しかし、このような特徴を持つが故に、求心力としての公的側面、ビジネスプレイヤーとしての民間側面の両方の立場を組み合わせ、社会プラットフォームの役割を担う事ができることも事実である。例えば、社会価値と経済価値の両方を考えられる主体として、特定のステークホルダーに偏らずに、都市課題の解決に資するMaaSの実現を主導できる可能性は大きい。

(私鉄)
私鉄各社は、日本独自の沿線開発モデルを開発してきた経緯から、多くが商業、住宅、小売、ホテルなどの多事業を展開している。そのため、企業グループ内だけでも「広く産業を超えたMaaS」に取り組みやすい、ある種の閉じた事業構造であるとも言える。

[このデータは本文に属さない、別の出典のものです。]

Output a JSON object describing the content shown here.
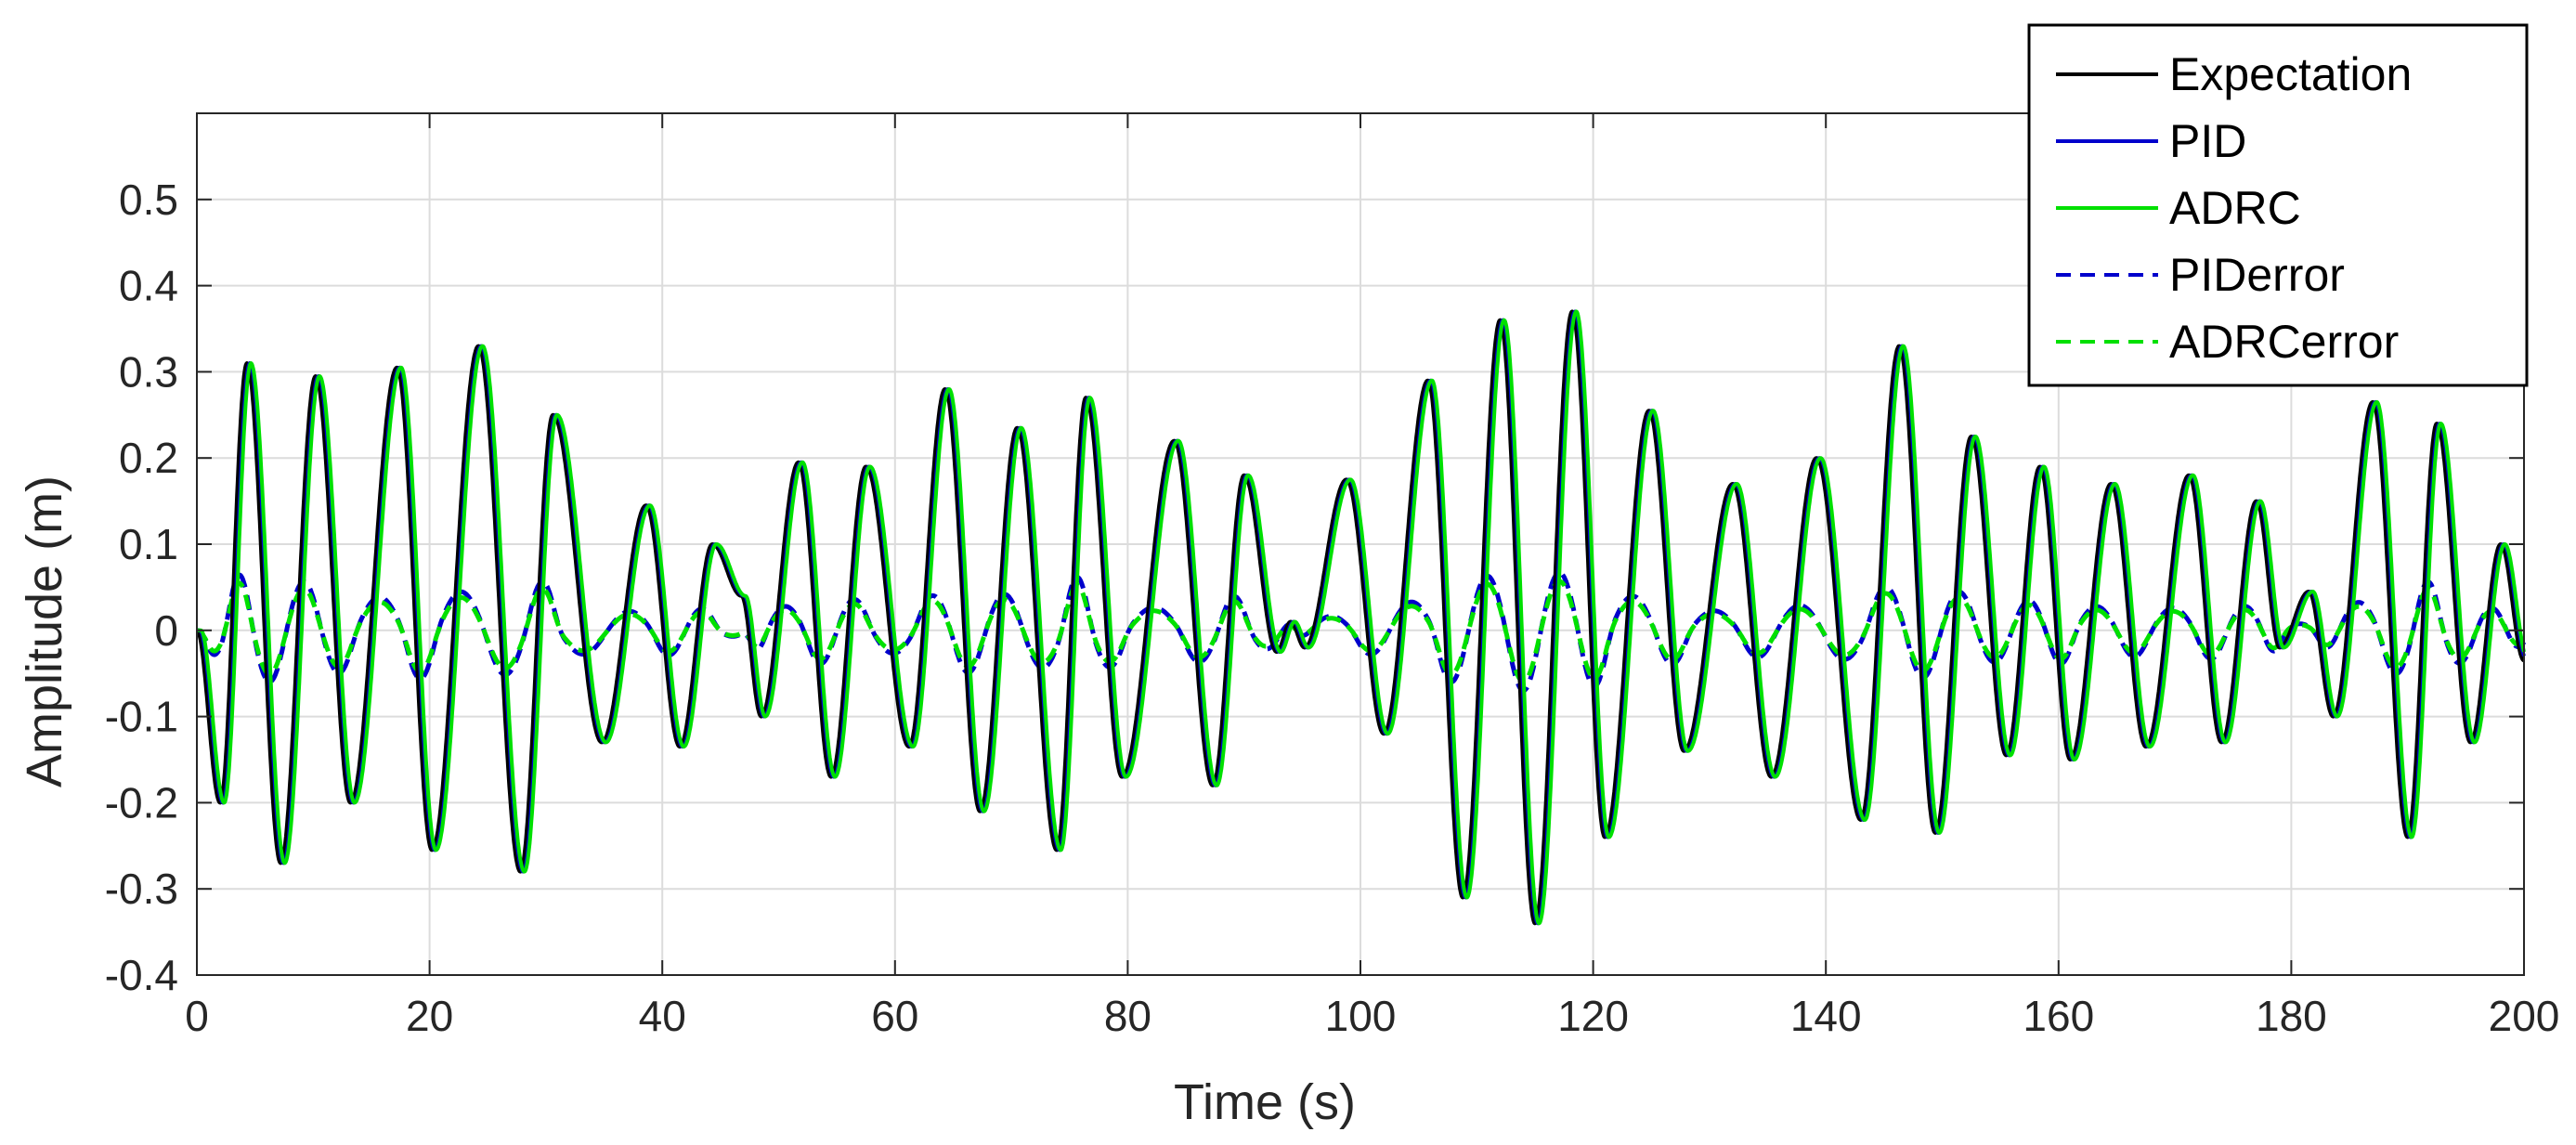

一方で、そこからはみ出た部分に対する潜在的な影響力も大きい。なぜならば、多様な事業構造を持っていることはすなわち、「産業を超えたMaaS」をスモール & クイックに試行できるテストベッド・ショールームを持っていることを意味するからである。言い換えれば、「新しいコンセプトのMaaSモデルにトライし、成功させ、コンセプト輸出を進められるのは、私鉄各社ならではの価値」と言える。実際に国内のMaaSの取り組み発表で先行したのは私鉄各社であり、世界に先駆けて「新しいMaaSユースケース」を創出できる可能性は大きい。

総じて、公共交通各社は、データのプラットフォームづくりだけではなく、場づくり・価値づくりの存在へのシフトをさらに考えていくべきではないか。